Not really Patroni issue, but patroni helm chart. I am not really familiar with helm chart internals, but it seem Patroni chart has etcd as dependency: https://github.com/kubernetes/charts/blob/master/incubator/patroni/requirements.yaml

CyberDem0n avatar Oct 04 '17 19:10 CyberDem0n

chart’s readme says that etcd_host is not used

rimusz avatar Oct 04 '17 19:10 rimusz

i will play remove that dependency tomorrow, but if that env var is not used by patroni patroni should fail

rimusz avatar Oct 04 '17 19:10 rimusz

chart’s readme says that etcd_host is not used

Looking on chart internals (https://github.com/kubernetes/charts/blob/master/incubator/patroni/templates/statefulset-patroni.yaml#L49) I can tell that it is definitely used and propagated to the StatfulSet and underlying Pods. Readme is just wrong, sorry about that, I am not maintainer of Patroni helm chart. You can create a pull request updating helm chart documentation.

P.S. I am working on Patroni kubernetes native deployment: https://github.com/zalando/patroni/pull/500 It makes it possible to deploy Patroni on kubernetes without etcd. If you have time please try it.

CyberDem0n avatar Oct 04 '17 19:10 CyberDem0n

sure will play with the chart tomorrow and also will check that stuff too

On Wed, 4 Oct 2017 at 20:31, Alexander Kukushkin [email protected] wrote:

chart’s readme says that etcd_host is not used

Looking on chart internals ( https://github.com/kubernetes/charts/blob/master/incubator/patroni/templates/statefulset-patroni.yaml#L49) I can tell that it is definitely used and propagated to the StatfulSet and underlying Pods. Readme is just wrong, sorry about that, I am not maintainer of Patroni helm chart. You can create a pull request updating helm chart documentation.

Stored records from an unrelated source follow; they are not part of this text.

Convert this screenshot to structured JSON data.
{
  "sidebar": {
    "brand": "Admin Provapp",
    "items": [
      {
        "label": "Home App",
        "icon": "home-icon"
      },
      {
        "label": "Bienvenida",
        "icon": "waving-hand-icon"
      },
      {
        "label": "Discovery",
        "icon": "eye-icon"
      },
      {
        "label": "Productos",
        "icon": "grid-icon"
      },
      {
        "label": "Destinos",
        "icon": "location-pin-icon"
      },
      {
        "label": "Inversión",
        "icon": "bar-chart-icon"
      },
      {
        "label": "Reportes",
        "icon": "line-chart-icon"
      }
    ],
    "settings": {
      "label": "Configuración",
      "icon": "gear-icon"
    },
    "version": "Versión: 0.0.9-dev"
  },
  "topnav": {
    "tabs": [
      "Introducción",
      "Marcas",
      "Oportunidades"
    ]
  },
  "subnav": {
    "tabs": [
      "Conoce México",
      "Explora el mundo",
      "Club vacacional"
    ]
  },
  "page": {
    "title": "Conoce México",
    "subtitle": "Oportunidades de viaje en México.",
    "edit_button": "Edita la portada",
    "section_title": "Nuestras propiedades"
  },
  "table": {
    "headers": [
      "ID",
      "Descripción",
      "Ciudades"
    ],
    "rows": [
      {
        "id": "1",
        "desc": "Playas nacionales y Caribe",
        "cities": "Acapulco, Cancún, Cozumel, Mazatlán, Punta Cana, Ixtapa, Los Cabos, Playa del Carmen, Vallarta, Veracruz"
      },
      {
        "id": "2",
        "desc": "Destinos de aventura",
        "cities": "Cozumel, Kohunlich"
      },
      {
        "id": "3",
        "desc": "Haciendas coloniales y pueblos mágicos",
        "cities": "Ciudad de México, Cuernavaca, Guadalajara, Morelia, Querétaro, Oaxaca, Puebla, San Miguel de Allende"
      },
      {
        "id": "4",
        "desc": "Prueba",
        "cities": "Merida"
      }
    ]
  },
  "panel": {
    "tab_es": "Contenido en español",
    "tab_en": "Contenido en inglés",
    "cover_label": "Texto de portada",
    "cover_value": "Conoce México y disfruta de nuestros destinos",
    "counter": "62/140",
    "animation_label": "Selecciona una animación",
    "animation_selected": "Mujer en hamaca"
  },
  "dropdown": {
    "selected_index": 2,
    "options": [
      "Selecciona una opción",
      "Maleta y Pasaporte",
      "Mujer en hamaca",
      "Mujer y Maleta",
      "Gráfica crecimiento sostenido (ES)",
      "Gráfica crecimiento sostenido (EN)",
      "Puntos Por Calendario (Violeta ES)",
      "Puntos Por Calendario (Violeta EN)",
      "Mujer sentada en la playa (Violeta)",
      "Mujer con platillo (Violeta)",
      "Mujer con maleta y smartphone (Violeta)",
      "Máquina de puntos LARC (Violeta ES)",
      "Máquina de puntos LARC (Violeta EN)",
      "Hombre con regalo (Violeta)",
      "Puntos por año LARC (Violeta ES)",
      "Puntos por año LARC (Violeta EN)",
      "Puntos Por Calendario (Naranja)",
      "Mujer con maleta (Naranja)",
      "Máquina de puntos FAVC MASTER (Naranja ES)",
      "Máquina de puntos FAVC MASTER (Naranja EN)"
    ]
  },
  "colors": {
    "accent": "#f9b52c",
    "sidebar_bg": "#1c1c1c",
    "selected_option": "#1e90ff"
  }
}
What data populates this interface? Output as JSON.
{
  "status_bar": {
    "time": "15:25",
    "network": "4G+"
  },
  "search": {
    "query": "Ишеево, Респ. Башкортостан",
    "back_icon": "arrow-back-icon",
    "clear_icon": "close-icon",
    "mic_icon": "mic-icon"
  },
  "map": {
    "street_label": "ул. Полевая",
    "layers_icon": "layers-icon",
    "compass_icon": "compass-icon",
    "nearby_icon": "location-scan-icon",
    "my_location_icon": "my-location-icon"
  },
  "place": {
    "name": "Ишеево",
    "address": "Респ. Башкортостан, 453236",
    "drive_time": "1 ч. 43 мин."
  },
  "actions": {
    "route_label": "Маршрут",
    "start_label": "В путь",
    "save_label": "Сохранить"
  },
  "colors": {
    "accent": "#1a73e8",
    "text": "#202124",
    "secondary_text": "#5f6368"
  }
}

P.S. I am working on Patroni kubernetes native deployment: zalando/patroni#500 https://github.com/zalando/patroni/pull/500 It makes it possible to deploy Patroni on kubernetes without etcd. If you have time please try it.

— You are receiving this because you authored the thread. Reply to this email directly, view it on GitHub https://github.com/zalando/spilo/issues/195#issuecomment-334264737, or mute the thread https://github.com/notifications/unsubscribe-auth/AE-Uo5fPRCW7u3LO5Jc7W81fyqXTl02Xks5so90EgaJpZM4Pt0Ee .

rimusz avatar Oct 04 '17 19:10 rimusz

@CyberDem0n is the Patroni kubernetes native deployment and https://github.com/zalando-incubator/postgres-operator the same thing?

rimusz avatar Oct 05 '17 08:10 rimusz

No, postgres-operator is a tool similar to the etcd-operator.

CyberDem0n avatar Oct 05 '17 08:10 CyberDem0n

interesting, you guys have two new projects to run postgres in kube

rimusz avatar Oct 05 '17 08:10 rimusz

now I'm not sure which one to stick to

rimusz avatar Oct 05 '17 08:10 rimusz

Actually not two, but three.

Patroni - does all heavy lifting, like automatic failover and so one. Can work on bare metal and inside docker. Spilo - this is a docker package of Patroni+PostgreSQL+wal-e+some other useful stuff. postgres-operator - deploys Spilo on kubernetes using third party resources

CyberDem0n avatar Oct 05 '17 09:10 CyberDem0n